I am using kaggle natural disaster twitter dataset to build a text classification. Apart from the text data, I would like to incorporate a separate numerical column called disaster_count which is built below in my classification model.
traindf = pd.read_csv('../train.csv',
dtype={'id': np.int16, 'target': np.int8})
disaster = ['wildfire','flooding','hurricane','earthquake','tornado','volcano','fire']
traindf['disaster_count'] = traindf['text'].apply(lambda x: len([i for i in str(x).split(' ') if i in disaster]))
So far I have discovered combining text and numerical data in a pipe object and feed it into a classifier. The following is my code for building the pipe.
# Data cleaning
def remove_punct(text):
table=str.maketrans('','',string.punctuation)
return(text.translate(table))
def remove_url(text):
url = re.compile(r'https?://\S+|www\.\S+')
return url.sub(r'',text)
# https://stackoverflow.com/a/49146722/330558
def remove_emoji(text):
emoji_pattern = re.compile("["
u"\U0001F600-\U0001F64F" # emoticons
u"\U0001F300-\U0001F5FF" # symbols & pictographs
u"\U0001F680-\U0001F6FF" # transport & map symbols
u"\U0001F1E0-\U0001F1FF" # flags (iOS)
u"\U00002702-\U000027B0"
u"\U000024C2-\U0001F251"
"]+", flags=re.UNICODE)
return emoji_pattern.sub(r'', text)
stopwords = set(stopwords.words('english'))
def remove_stopwords(text):
filtered =[i for i in word_tokenize(text) if not i.lower() in stopwords]
return filtered
traindf['text'] = traindf['text'].apply(lambda x : remove_url(x))
traindf['text'] = traindf['text'].apply(lambda x : remove_emoji(x))
traindf['text'] = traindf['text'].apply(lambda x : remove_punct(x))
# Splitting the dataset into train and test
label = traindf.target
X_train, X_test, y_train, y_test = train_test_split(features,label,test_size = 0.33,random_state= 42)
# Get the disaster_count feature
def get_numeric_data(x):
data = [r for r in x.disaster_count]
return(data)
# Get the text data
def get_text_data(x):
corpus = [r for r in x.text]
return(corpus)
transfomer_numeric = FunctionTransformer(get_numeric_data)
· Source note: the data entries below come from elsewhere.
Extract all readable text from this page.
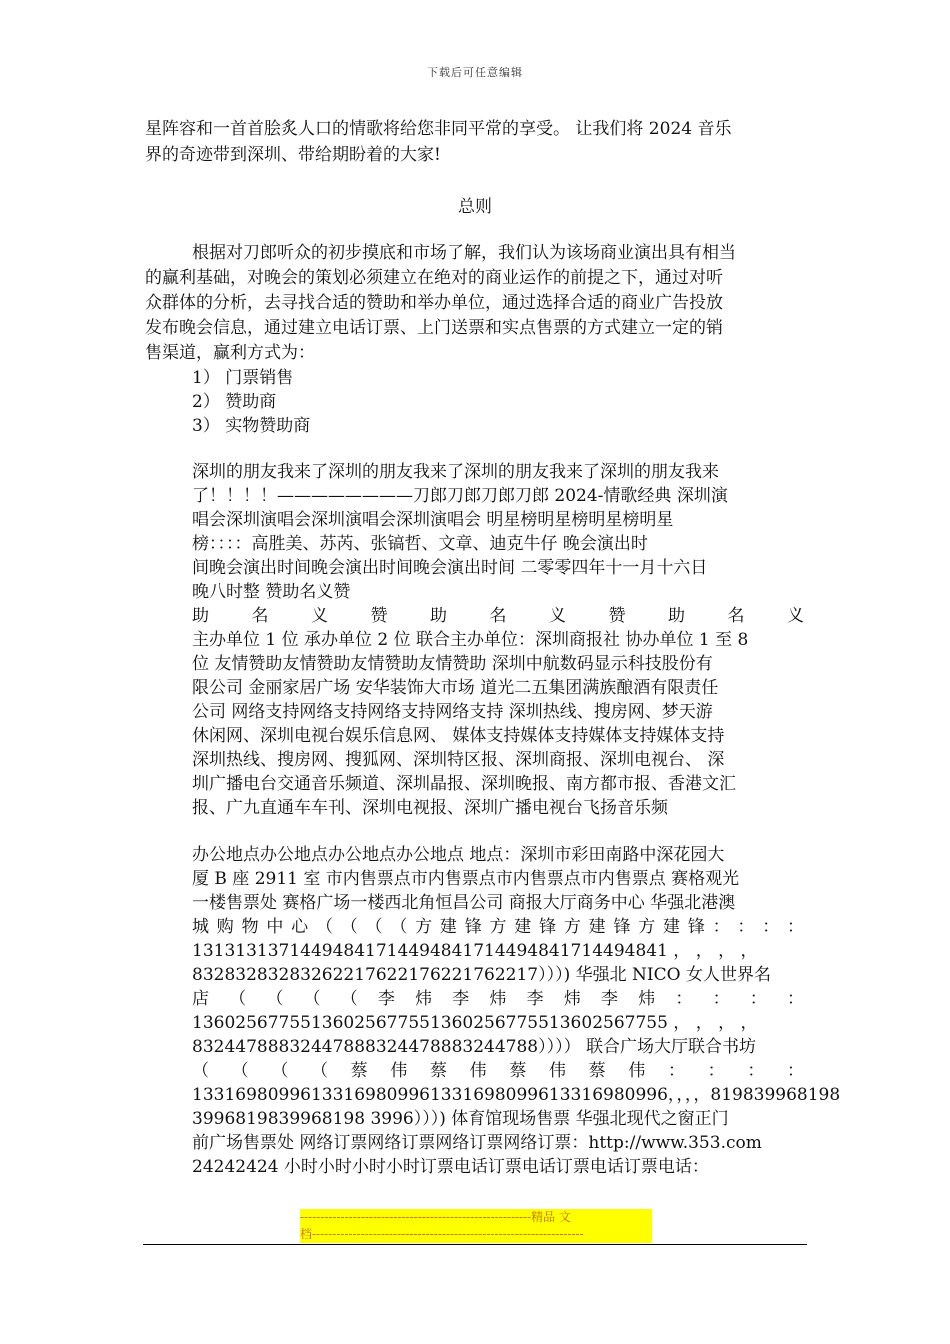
下载后可任意编辑
星阵容和一首首脍炙人口的情歌将给您非同平常的享受。 让我们将 2024 音乐
界的奇迹带到深圳、带给期盼着的大家!
总则
根据对刀郎听众的初步摸底和市场了解，我们认为该场商业演出具有相当
的赢利基础，对晚会的策划必须建立在绝对的商业运作的前提之下，通过对听
众群体的分析，去寻找合适的赞助和举办单位，通过选择合适的商业广告投放
发布晚会信息，通过建立电话订票、上门送票和实点售票的方式建立一定的销
售渠道，赢利方式为：
1） 门票销售
2） 赞助商
3） 实物赞助商
深圳的朋友我来了深圳的朋友我来了深圳的朋友我来了深圳的朋友我来
了！！！！————————刀郎刀郎刀郎刀郎 2024-情歌经典 深圳演
唱会深圳演唱会深圳演唱会深圳演唱会 明星榜明星榜明星榜明星
榜：：：：高胜美、苏芮、张镐哲、文章、迪克牛仔 晚会演出时
间晚会演出时间晚会演出时间晚会演出时间 二零零四年十一月十六日
晚八时整 赞助名义赞
助 名 义 赞 助 名 义 赞 助 名 义
主办单位 1 位 承办单位 2 位 联合主办单位：深圳商报社 协办单位 1 至 8
位 友情赞助友情赞助友情赞助友情赞助 深圳中航数码显示科技股份有
限公司 金丽家居广场 安华装饰大市场 道光二五集团满族酿酒有限责任
公司 网络支持网络支持网络支持网络支持 深圳热线、搜房网、梦天游
休闲网、深圳电视台娱乐信息网、 媒体支持媒体支持媒体支持媒体支持
深圳热线、搜房网、搜狐网、深圳特区报、深圳商报、深圳电视台、 深
圳广播电台交通音乐频道、深圳晶报、深圳晚报、南方都市报、香港文汇
报、广九直通车车刊、深圳电视报、深圳广播电视台飞扬音乐频
办公地点办公地点办公地点办公地点 地点：深圳市彩田南路中深花园大
厦 B 座 2911 室 市内售票点市内售票点市内售票点市内售票点 赛格观光
一楼售票处 赛格广场一楼西北角恒昌公司 商报大厅商务中心 华强北港澳
城 购 物 中 心 （ （ （ （ 方 建 锋 方 建 锋 方 建 锋 方 建 锋 ： ： ： ：
13131313714494841714494841714494841714494841 ， ， ， ，
83283283283262217622176221762217）））) 华强北 NICO 女人世界名
店 （ （ （ （ 李 炜 李 炜 李 炜 李 炜 ： ： ： ：
13602567755136025677551360256775513602567755 ， ， ， ，
83244788832447888324478883244788）））） 联合广场大厅联合书坊
（ （ （ （ 蔡 伟 蔡 伟 蔡 伟 蔡 伟 ： ： ： ：
13316980996133169809961331698099613316980996，，，，819839968198
3996819839968198 3996）））) 体育馆现场售票 华强北现代之窗正门
前广场售票处 网络订票网络订票网络订票网络订票：http://www.353.com
24242424 小时小时小时小时订票电话订票电话订票电话订票电话：
---------------------------------------------------------精品 文
档-------------------------------------------------------------------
transformer_text = FunctionTransformer(get_text_data)
# Building pipe
pipe = Pipeline([('features',FeatureUnion([
('numeric',Pipeline([('selector',transfomer_numeric)])),
('text',Pipeline([('selector',transformer_text),('vec',TfidfVectorizer(stop_words= 'english',analyzer='word'))])
)])),
('clf', RandomForestClassifier())])
pipe.fit(X_train,y_train)
After running the code above this is the error I got.
ValueError: blocks[0,:] has incompatible row dimensions. Got blocks[0,1].shape[0] == 5100, expected 1.
Any idea what is causing this please? I checked both output from the transformers should be the same. Thanks!
len(transformer_text.fit_transform(X_train))
Out[187]: 5100
len(transformer_numeric.fit_transform(X_train))
Out[188]: 5100
``